Esa final anticipada ganó enteros cuando Alexander Zverev se lesionó de forma trágica en semifinales, destrozándose los ligamentos del tobillo, y cuando Casper Ruud no dio el tipo en el partido definitivo. No fue su culpa, antes que él, otros trece valientes cedieron en el mismo intento.
El futuro
Nadal levantó el Decimocuarto con muchas voces apuntando a una retirada próxima. Incluso, en las horas antes del partido, se rumoreó en los medios franceses que daría una rueda de prensa el lunes para anunciar algo importante. Su jefe de prensa lo desmintió al momento. Tampoco se vio a Roger Federer por la Philippe Chatrier, pese a que se fantaseaba con que el suizo le diera el título a Nadal en la ceremonia de trofeos. Finalmente fue Billie Jean King, ganadora de doce Grand Slams e impulsora de la igualdad en el tenis, la que le entregó la Copa de los Mosqueteros, esa que ha ganado en catorce ocasiones.
«Voy a luchar por volver a aquí el máximo de años», aseguró con la pista rendida a sus pies. A sus 36 años recién cumplidos hace dos días, Nadal llega a Wimbledon con los dos Grand Slams en el bolsillo, algo inédito en su carrera.
Su final solo lo conoce él. No será repentino, como muchos opinaban. No será inmediato. Tocará parar, refrescarse, dosificar. Dejar a un lado torneos más importantes para seguir teniendo opciones en los Grand Slams y, sobre todo, en París, el fetiche de su carrera.

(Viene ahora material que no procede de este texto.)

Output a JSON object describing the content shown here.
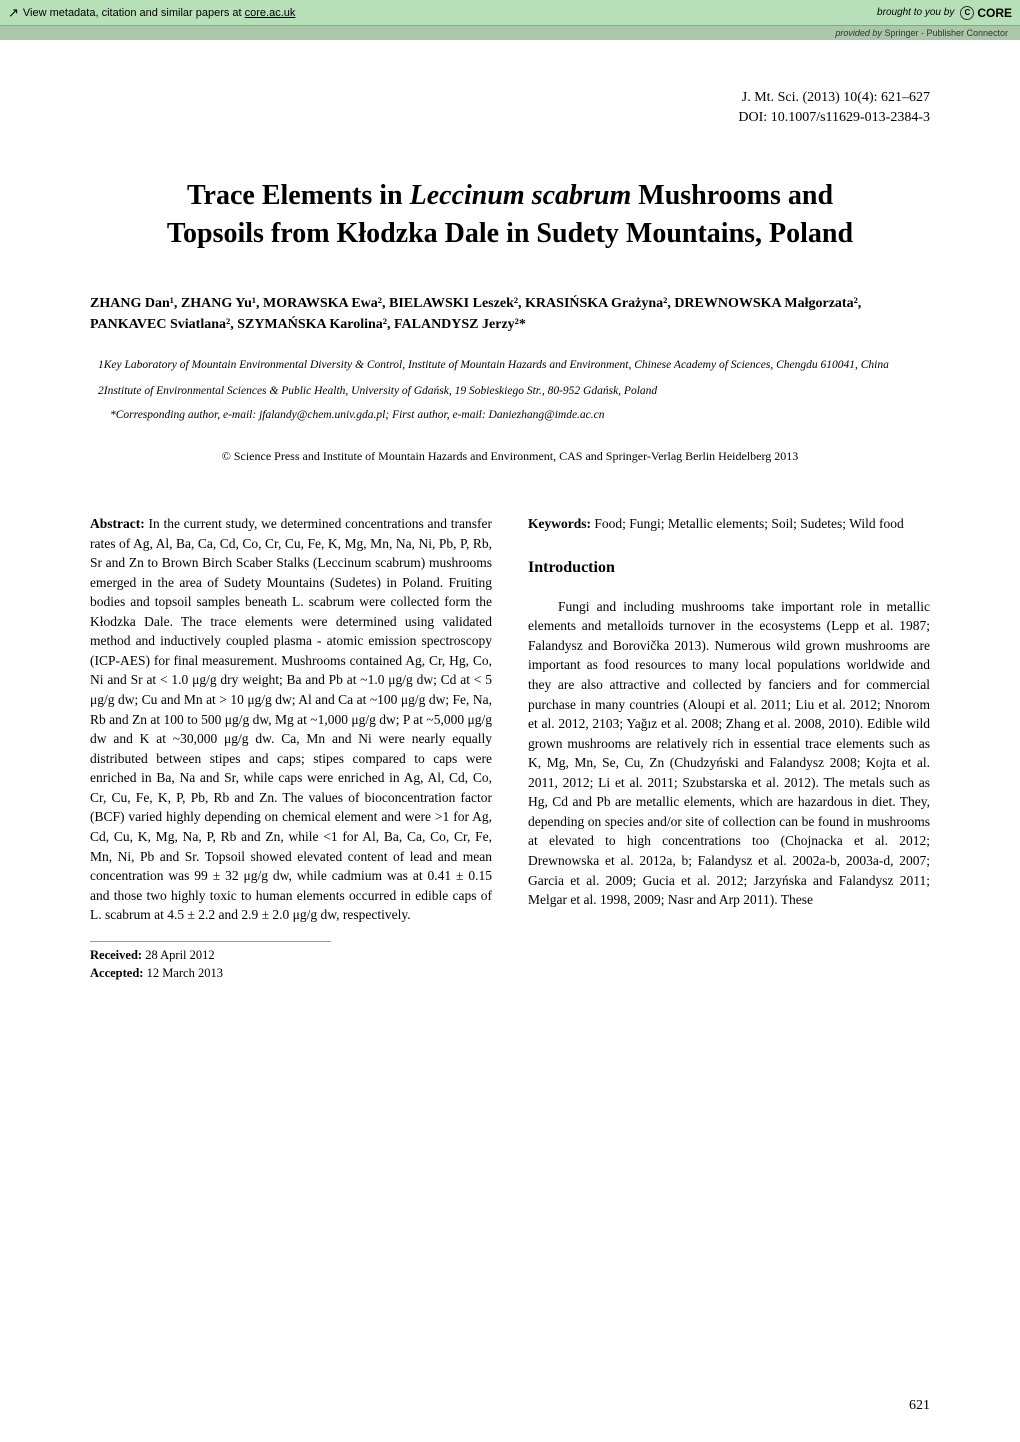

El lugar al que siempre que vuelve es feliz. Porque desde que debutó un 24 de mayo de 2005 ante el alemán Lars Burgsmuller, Nadal solo se ha ido triste de Roland Garros en cuatro ocasiones. Tres por derrota y una por lesión en la muñeca. Si hay un lugar en el mundo más ligado a Nadal por la felicidad, junto a su Manacor natal, ese es París. Y que esto dure para siempre.